Meta-data means data about data. Meta-data are information about the stored file. There can be administrative meta-data, descriptive meta-data, technical meta-data and so on. Often meta-data are stored in XML-format but free text is also possible. There are some meta-data standards like Dublin Core or LMER Below are some examples:

  • possible meta-data for a book would be:
    • Title
    • Author
    • Publisher
    • Publication
    • year
    • ISBN
  • possible meta-data for an electronically saved image would be:
    • resolution of the image
    • information about the color depth of the picture
    • file format (jpg or tiff or ...)
    • file size how was this image created (digital camera, scanner, ...)
    • description of what the image shows
    • creation date of the picture
    • name of the person who made the picture
  • meta-data for the result of a calculation/simulation could be:
    • file format
    • file size
    • input data
    • which software in which version was used to calculate the result/to do the simulation
    • configuration of the software
    • date of the calculation/simulation (start/end or start/duration)
    • computer on which the calculation/simulation was done
    • name of the person who submitted the calculation/simulation
    • description of what was calculated/simulated

Where can I get more information about management of research data?

Please visit the wiki forschungsdaten.org to learn more about all of the different aspects of research data management.

For questions or individual consultations regarding research data management in general or any of its certain aspects, you can contact the Service Center Research Data (Kontaktstelle Forschungsdaten) of TU Dresden.

I want to archive my research data at ZIH safely. How can I do that?

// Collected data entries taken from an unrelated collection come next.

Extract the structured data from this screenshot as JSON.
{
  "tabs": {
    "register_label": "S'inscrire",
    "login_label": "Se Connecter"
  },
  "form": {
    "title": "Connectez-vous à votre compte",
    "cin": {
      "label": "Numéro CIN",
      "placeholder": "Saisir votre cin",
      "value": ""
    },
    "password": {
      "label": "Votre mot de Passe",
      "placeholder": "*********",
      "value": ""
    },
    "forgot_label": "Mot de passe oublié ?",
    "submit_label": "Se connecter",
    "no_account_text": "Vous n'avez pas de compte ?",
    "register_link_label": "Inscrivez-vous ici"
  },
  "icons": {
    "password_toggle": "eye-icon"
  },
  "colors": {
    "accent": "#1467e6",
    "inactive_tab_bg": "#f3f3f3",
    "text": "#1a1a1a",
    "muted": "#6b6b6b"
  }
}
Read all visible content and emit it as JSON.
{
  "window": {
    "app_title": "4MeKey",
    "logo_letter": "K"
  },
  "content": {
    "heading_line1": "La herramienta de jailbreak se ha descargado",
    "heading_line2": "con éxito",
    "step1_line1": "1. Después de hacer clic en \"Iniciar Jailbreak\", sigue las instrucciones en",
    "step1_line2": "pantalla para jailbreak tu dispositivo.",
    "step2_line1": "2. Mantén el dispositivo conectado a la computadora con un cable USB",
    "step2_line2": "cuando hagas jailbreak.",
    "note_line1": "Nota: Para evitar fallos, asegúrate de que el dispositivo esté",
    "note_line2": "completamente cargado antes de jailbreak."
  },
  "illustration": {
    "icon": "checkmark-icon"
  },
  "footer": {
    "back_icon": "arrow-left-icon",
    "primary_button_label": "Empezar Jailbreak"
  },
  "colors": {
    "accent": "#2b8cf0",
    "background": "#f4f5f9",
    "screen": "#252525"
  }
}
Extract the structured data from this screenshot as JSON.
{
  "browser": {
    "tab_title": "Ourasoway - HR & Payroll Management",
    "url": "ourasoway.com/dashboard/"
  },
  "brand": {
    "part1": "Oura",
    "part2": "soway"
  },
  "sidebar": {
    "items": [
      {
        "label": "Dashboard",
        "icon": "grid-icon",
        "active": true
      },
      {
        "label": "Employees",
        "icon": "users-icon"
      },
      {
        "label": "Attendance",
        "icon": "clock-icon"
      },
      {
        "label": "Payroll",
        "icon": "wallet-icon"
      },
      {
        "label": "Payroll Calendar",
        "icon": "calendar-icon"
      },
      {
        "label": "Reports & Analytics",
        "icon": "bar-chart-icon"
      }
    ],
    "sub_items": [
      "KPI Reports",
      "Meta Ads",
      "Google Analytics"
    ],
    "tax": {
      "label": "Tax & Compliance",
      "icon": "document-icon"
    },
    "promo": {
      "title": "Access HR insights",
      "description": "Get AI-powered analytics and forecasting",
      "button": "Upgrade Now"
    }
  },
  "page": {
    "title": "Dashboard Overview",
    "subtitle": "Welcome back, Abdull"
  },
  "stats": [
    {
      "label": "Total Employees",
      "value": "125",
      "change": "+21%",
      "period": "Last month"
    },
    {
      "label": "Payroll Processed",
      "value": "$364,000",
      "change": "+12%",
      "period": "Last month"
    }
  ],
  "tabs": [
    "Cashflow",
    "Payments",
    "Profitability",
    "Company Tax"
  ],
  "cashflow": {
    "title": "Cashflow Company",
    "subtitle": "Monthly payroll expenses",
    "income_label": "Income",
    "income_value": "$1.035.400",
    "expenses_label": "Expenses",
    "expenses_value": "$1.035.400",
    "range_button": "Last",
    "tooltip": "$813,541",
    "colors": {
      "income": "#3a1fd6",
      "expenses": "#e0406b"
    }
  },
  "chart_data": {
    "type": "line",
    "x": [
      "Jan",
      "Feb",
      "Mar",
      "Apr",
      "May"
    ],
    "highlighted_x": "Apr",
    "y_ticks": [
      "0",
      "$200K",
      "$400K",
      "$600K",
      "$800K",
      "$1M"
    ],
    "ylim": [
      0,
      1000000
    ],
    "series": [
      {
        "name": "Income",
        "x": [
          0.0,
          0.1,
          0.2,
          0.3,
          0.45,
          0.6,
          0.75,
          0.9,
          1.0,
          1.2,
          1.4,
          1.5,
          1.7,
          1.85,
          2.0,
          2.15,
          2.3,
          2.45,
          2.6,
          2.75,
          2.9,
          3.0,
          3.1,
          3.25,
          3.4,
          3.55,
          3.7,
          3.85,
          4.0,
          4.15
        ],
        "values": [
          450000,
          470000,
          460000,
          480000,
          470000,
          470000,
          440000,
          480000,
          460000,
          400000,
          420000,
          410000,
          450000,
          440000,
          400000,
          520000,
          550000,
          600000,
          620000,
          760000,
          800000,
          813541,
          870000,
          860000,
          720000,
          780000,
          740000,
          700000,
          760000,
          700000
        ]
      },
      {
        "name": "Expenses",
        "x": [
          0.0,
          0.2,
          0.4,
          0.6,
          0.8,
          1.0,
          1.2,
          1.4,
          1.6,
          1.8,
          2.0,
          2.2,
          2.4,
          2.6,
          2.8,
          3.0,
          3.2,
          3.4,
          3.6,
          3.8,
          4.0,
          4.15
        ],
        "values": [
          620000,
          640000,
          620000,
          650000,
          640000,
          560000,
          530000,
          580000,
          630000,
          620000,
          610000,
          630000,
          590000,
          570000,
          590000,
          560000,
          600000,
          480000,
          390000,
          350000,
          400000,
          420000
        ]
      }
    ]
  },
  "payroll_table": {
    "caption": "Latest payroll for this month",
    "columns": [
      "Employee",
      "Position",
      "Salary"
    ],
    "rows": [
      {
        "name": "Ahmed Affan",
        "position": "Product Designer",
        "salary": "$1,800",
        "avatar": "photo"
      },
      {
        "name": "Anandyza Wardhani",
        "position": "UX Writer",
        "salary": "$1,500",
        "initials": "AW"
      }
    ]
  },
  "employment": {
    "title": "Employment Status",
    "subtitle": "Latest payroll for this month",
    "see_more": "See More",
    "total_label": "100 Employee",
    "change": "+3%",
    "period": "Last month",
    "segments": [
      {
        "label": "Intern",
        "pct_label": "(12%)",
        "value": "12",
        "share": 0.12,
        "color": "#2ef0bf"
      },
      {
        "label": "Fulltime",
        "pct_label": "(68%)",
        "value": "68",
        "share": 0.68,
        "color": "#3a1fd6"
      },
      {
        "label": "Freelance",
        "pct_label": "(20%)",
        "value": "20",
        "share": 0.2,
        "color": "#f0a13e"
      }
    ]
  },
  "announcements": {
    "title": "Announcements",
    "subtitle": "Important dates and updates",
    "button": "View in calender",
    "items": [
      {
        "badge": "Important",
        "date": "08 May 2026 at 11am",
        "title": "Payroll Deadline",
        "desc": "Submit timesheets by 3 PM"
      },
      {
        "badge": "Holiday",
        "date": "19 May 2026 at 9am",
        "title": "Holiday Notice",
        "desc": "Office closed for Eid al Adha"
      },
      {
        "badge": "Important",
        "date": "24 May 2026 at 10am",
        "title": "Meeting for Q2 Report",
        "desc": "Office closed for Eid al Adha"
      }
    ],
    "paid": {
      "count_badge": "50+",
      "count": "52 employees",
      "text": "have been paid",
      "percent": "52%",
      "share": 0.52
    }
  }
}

For TU Dresden there exist two different services at ZIH for archiving research data. Both of them ensure high data safety by duplicating data internally at two separate locations and require some data preparation (e.g. packaging), but serve different use cases:

Storing very infrequently used data during the course of the project

The intermediate archive is a tape storage easily accessible as a directory (/archiv/<HRSK-project>/ or /archiv/<login>/) using the Dataport Nodes and Datamover tools to move your data to. For detailed information please visit the ZIH intermediate archive documentation.

Note

The usage of the HRSK-project-related archive is preferable to the login-related archive, as this enables assigning access rights and responsibility across multiple researchers, due to the common staff turnover in research.

The use of the intermediate archive usually is limited by the end of the corresponding research project. Afterwards data is required to be removed, tidied up and submitted to a long-term repository (see next section).

The intermediate archive is the preferred service when you keep large, mostly unused data volumes during the course of your research project; if you want or need to free storage capacities, but you are still not able to define certain or relevant datasets for long-term archival.

If you are able to identify complete and final datasets, which you probably won't use actively anymore, then repositories as described in the next section may be the more appropriate selection.

Archiving data beyond the project lifetime, for 10 years and above

According to good scientific practice (cf. DFG guidelines, #17) and TU Dresden research data guidelines, relevant research data needs to be archived at least for 10 years. The OpARA service (Open Access Repository and Archive) is the joint research data repository service for Saxon universities to address this requirement.

Data can be uploaded and, to comply to the demands of long-term understanding of data, additional metadata and description must be added. Large datasets may be optionally imported beforehand. In this case, please contact the TU Dresden Service Desk. Optionally, data can also be published by OpARA. To ensure data quality, data submissions undergo a review process.

Beyond OpARA, it is also recommended to use discipline-specific data repositories for data publications. Usually those are well known in a scientific community, and offer better fitting options of data description and classification. Please visit re3data.org to look up a suitable one for your discipline.